Elsewhere, international banks including DBS Group, Mitsubishi UFJ Financial Group, OCBC, and Standard Chartered are allegedly vying to each other to buy Citibank’s retail banking business in Asia after the latter’s announcement to shut down this arm in 13 markets a fortnight ago.
“The sale process will start within a couple of weeks, they added, declining to be named as they were not authorised to speak to media. Potential bids from the regional banks and Standard Chartered, which makes most of its profit in Asia, underscores their growing appetite for businesses like credit cards and mortgages in a push to lock in long-term income growth,” Reuters noted.
“Asia is critical to our group’s strategy, and we will allocate resources to drive profitable growth,” a Citi spokesman in Hong Kong said.
At the same time, Japanese banks MUFG and Sumitomo Mitsui Financial Group, along with Brit-based Standard Chartered, are mentioned as other potential bidders. In South Korea, financial institutions OK Financial Group and DGB Financial Group are strong candidates if a bidding war to acquire Citibank’s retail subsidiary takes place.
Specifically, DBS – the Singaporean multinational banking and financial services corporation – is reportedly mulling over buying Citibank’s retail business in India, according to The Hindu Times.
“DBS has always been open to exploring sensible bolt-on opportunities in markets where we have a consumer banking franchise and where we can overlay our digital capabilities,” DBS said in a statement.

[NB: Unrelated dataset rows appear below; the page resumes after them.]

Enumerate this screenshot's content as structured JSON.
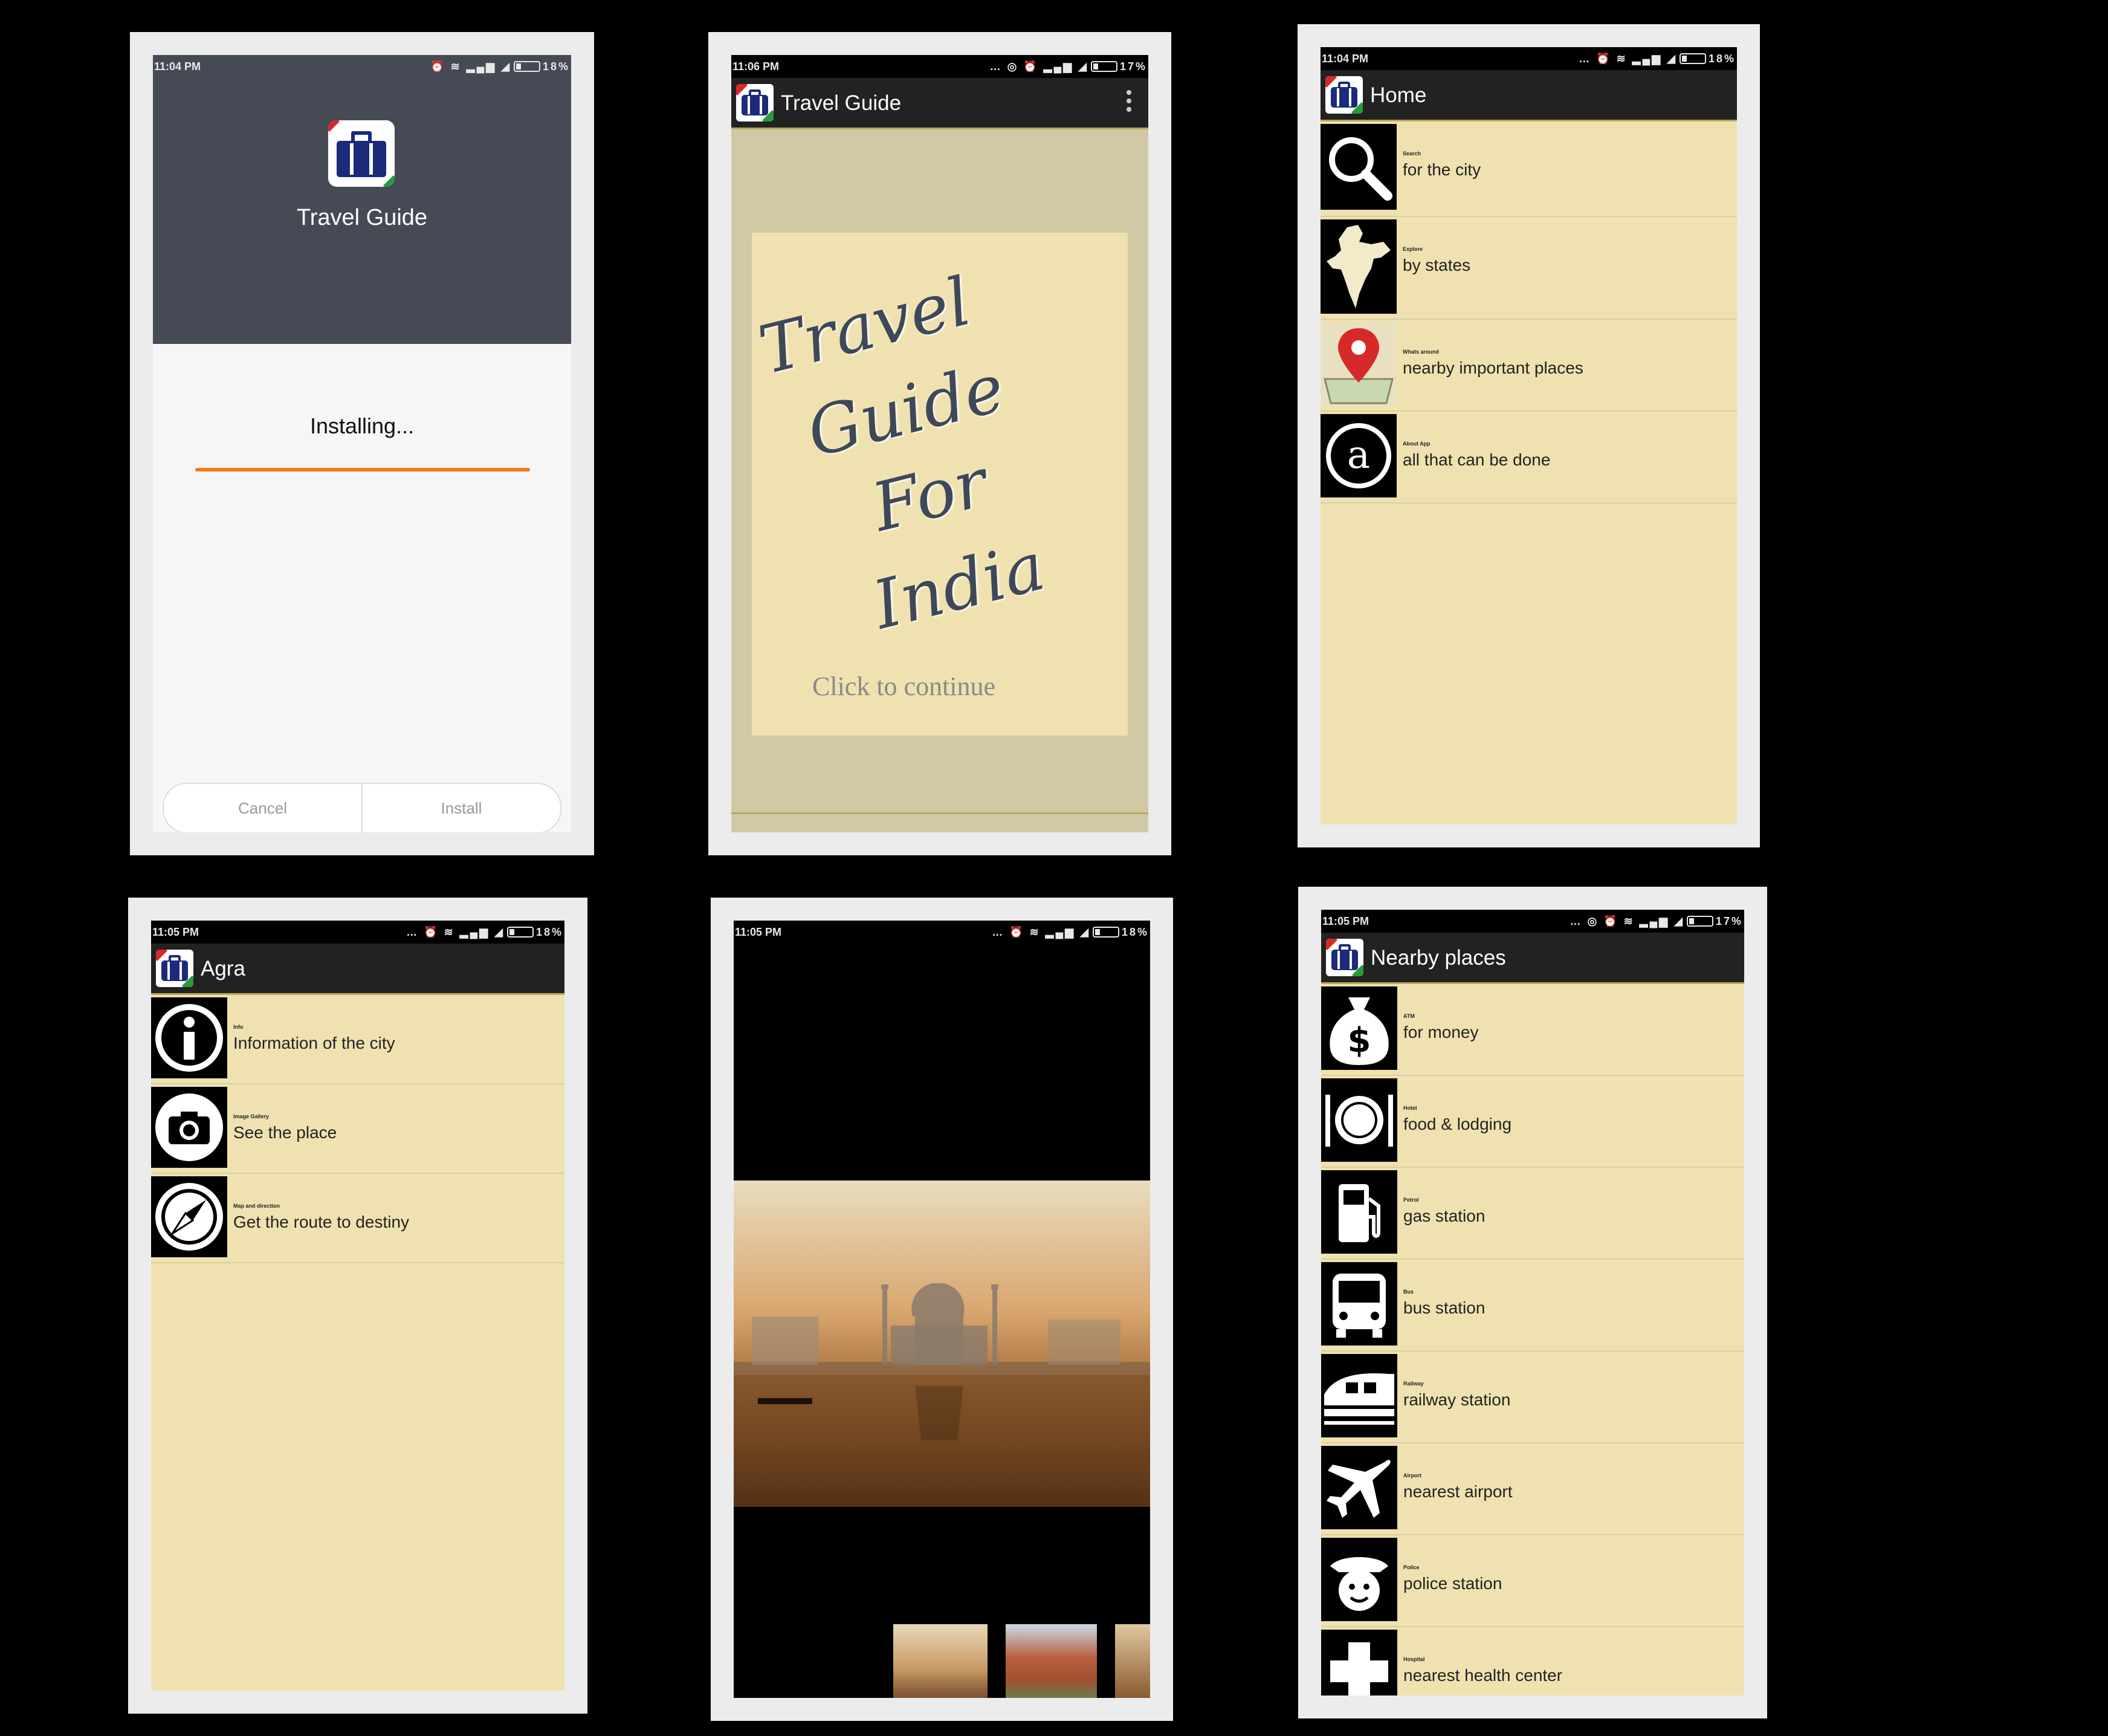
{
  "screen1": {
    "status_time": "11:04 PM",
    "status_battery": "18%",
    "app_name": "Travel Guide",
    "installing_text": "Installing...",
    "progress": 1.0,
    "cancel_label": "Cancel",
    "install_label": "Install"
  },
  "screen2": {
    "status_time": "11:06 PM",
    "status_battery": "17%",
    "title": "Travel Guide",
    "splash_lines": [
      "Travel",
      "Guide",
      "For",
      "India"
    ],
    "continue_label": "Click to continue"
  },
  "screen3": {
    "status_time": "11:04 PM",
    "status_battery": "18%",
    "title": "Home",
    "items": [
      {
        "small": "Search",
        "label": "for the city",
        "icon": "search-icon"
      },
      {
        "small": "Explore",
        "label": "by states",
        "icon": "india-map-icon"
      },
      {
        "small": "Whats around",
        "label": "nearby important places",
        "icon": "map-pin-icon"
      },
      {
        "small": "About App",
        "label": "all that can be done",
        "icon": "about-a-icon"
      }
    ]
  },
  "screen4": {
    "status_time": "11:05 PM",
    "status_battery": "18%",
    "title": "Agra",
    "items": [
      {
        "small": "Info",
        "label": "Information of the city",
        "icon": "info-icon"
      },
      {
        "small": "Image Gallery",
        "label": "See the place",
        "icon": "camera-icon"
      },
      {
        "small": "Map and direction",
        "label": "Get the route to destiny",
        "icon": "compass-icon"
      }
    ]
  },
  "screen5": {
    "status_time": "11:05 PM",
    "status_battery": "18%"
  },
  "screen6": {
    "status_time": "11:05 PM",
    "status_battery": "17%",
    "title": "Nearby places",
    "items": [
      {
        "small": "ATM",
        "label": "for money",
        "icon": "money-bag-icon"
      },
      {
        "small": "Hotel",
        "label": "food & lodging",
        "icon": "plate-icon"
      },
      {
        "small": "Petrol",
        "label": "gas station",
        "icon": "fuel-pump-icon"
      },
      {
        "small": "Bus",
        "label": "bus station",
        "icon": "bus-icon"
      },
      {
        "small": "Railway",
        "label": "railway station",
        "icon": "train-icon"
      },
      {
        "small": "Airport",
        "label": "nearest airport",
        "icon": "airplane-icon"
      },
      {
        "small": "Police",
        "label": "police station",
        "icon": "police-icon"
      },
      {
        "small": "Hospital",
        "label": "nearest health center",
        "icon": "hospital-cross-icon"
      }
    ]
  }
}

Besides DBS, Standard Chartered and Kotak Mahindra Bank and Axis Bank also show their interest in the deal in India. Meanwhile, Bloomberg reported the Bank of the Philippines – the country’s oldest lender – is mulling over acquiring Citibank’s retail arm domestically.
“We have told them that as soon as there is any information, we will take a look at it and most likely, we will be interested,” the bank’s president TG Limcaoco said, referring to Citigroup’s retail banking business.
In Vietnam, Citibank has been one of the most prestigious foreign lenders for years, providing a wide range of services from credit cards to wealth management, among others.
Citibank’s representative in Vietnam previously said that the withdrawal will not affect to its long-term commitment in this country. Citigroup’s consumer banking business in 13 markets made up for $4.2 billion of the bank’s revenue in 2020 of $74.3 billion.